In this study, we posed the two hypotheses to identify chaotic behavior in hydro-meteorological processes. For solving this issue, we composed the input data sets like cases (A), (B), and (C) and applied them to ANN model on the reservoir system of the Great Salt Lake. The criterion of the hypotheses is the sensitivity of chaotic behavior in the system. In other words, the first hypothesis is reasonable if chaotic behavior in the system is sensitive depending on chaotic characteristics of the input data; otherwise, the second hypothesis is reasonable. The results of the correlation dimension analysis on every case analyzed in this study were summarized in Table 3.

Table 3: Summary of correlation dimension in each case and time series.
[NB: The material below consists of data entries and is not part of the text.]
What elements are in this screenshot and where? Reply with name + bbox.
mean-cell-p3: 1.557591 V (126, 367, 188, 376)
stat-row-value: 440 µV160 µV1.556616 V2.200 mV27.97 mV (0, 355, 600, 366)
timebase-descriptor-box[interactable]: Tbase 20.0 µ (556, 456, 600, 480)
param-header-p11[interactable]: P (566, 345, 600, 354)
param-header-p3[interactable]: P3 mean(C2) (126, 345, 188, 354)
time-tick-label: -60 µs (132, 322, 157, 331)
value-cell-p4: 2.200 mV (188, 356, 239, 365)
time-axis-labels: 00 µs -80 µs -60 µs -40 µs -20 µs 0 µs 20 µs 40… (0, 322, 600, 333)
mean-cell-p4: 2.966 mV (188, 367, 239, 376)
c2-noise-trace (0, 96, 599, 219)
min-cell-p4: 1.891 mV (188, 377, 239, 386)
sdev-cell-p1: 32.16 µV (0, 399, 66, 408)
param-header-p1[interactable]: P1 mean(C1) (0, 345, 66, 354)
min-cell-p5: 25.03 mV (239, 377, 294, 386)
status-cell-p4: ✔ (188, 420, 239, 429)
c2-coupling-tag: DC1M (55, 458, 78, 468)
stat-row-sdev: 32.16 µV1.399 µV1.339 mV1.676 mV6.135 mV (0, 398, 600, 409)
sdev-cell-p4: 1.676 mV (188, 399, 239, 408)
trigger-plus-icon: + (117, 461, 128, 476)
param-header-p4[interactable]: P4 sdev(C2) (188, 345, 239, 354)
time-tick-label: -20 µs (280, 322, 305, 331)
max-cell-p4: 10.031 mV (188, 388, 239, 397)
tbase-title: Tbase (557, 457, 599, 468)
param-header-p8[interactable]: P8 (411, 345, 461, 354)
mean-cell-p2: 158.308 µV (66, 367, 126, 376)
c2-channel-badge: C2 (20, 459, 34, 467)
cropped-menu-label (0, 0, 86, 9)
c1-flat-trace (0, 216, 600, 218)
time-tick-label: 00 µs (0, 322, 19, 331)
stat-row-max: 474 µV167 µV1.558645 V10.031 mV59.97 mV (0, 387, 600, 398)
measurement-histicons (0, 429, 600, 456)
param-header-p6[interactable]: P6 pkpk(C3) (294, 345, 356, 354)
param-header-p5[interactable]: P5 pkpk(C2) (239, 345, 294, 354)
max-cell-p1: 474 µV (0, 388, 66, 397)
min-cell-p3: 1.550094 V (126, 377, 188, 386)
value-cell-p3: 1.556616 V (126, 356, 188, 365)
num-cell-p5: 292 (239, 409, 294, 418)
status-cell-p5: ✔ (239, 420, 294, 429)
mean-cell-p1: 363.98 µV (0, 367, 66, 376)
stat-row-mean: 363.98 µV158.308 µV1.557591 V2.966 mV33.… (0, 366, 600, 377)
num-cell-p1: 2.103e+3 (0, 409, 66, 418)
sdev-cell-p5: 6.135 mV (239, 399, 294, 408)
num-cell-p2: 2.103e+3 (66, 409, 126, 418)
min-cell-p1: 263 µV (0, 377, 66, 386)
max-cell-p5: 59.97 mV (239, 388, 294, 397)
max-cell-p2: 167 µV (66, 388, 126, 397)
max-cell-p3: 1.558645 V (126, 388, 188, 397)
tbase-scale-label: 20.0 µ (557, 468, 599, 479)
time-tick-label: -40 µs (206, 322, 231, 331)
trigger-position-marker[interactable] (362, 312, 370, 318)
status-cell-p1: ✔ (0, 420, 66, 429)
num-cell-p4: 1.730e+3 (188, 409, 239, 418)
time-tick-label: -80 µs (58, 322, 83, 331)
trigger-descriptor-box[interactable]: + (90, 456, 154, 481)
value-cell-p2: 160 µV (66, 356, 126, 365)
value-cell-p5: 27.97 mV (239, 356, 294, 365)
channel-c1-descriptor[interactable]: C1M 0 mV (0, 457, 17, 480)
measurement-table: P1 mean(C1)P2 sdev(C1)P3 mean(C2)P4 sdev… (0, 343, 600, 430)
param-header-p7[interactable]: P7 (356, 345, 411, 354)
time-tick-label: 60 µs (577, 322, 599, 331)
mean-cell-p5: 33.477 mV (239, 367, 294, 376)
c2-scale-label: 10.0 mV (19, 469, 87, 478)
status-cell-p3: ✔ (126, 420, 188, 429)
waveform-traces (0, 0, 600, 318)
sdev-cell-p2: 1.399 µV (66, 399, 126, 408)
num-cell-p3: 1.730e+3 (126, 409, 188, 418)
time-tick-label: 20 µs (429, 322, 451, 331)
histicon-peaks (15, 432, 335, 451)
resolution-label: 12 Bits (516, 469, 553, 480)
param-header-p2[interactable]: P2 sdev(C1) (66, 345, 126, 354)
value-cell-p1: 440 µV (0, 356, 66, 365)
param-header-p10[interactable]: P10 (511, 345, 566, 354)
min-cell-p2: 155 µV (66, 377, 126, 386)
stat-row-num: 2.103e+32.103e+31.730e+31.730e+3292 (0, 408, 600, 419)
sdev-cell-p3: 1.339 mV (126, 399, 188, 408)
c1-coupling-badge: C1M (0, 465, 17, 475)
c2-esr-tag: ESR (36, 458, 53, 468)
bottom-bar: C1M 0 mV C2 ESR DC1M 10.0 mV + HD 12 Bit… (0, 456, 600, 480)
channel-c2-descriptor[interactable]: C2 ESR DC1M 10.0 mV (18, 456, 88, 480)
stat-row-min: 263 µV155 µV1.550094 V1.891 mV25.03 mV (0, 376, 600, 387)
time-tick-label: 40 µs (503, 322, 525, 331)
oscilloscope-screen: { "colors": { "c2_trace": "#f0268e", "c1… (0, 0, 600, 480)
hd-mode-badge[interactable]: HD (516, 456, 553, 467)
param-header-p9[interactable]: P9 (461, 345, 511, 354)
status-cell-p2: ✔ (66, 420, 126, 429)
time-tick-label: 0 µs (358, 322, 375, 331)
As shown in Table 3, the correlation dimensions are 2.55 in case (A) obtained from integrating the low dimensions (precipitation 2.54, air temperature 1.02, and discharge 2.48) and 2.81 in case (B) from integrating the middle dimensions (precipitation 3.26, air temperature 1.84, and discharge 3.31) and 2.89 in case (C) from integrating the highest dimensions (precipitation 4.05, air temperature 2.52, and discharge 3.80). The input data did not impact significantly on chaotic characteristics of the storage volume as the output even though there was a little difference of the dimension 0.34 between case (A) and case (B). Therefore the chaotic characteristic of the storage volume output in the Great Salt Lake is most likely a byproduct of the chaotic behavior of the reservoir system itself rather than that of the input data. However this chaotic behavior will depend on each hydro-meteorological system. For example, small hydro-meteorological systems will be very sensitive and the chaotic characteristic will be also sensitive depending on the input data.

5. Conclusions

This study tried to identify and evaluate chaotic behavior in hydro-meteorological processes. For solving the issue suggested in this study, the two hypotheses were posed. First, assume that the input data is the significant factor to provide chaotic characteristics to output data. Second, assume that the system itself is the significant factor to provide chaotic characteristics to output data. The hydro-meteorological time series such as precipitation, air temperature, discharge, and storage volume were collected in the Great Salt Lake and Bear River Basin and the time series in the period of approximately one year were extracted from the original time series using the wavelet transform. The results of the correlation dimension analysis showed precipitation 3.92, air temperature 1.41, discharge 3.02, and storage volume 2.65 in each time series. The input data sets by the summation of sine functions were composed and applied them to the artificial neural networks for modeling the reservoir system depending on the data sets and integrated the high, middle, and low dimensions. Finally the correlation dimension was analyzed to evaluate chaotic behavior of storage volume which is the final output with inputs of precipitation, air temperature, and discharge in the hydro-meteorological system. The results showed that the chaotic characteristic of the storage volume is most likely a byproduct of the chaotic behavior of the reservoir system itself rather than that of the input data. We expect that the methodology and procedure suggested in this study will provide a clue to understand chaotic behavior in hydro-meteorological processes.

Conflict of Interests

The authors declare that there is no conflict of interests regarding the publication of this paper.

Acknowledgments

This work was supported by the National Research Foundation of Korea (NRF) and grant funded by the Korean Government (MEST; no. 2011-0028564). Also, this work was supported by INHA UNIVERSITY Research Grant.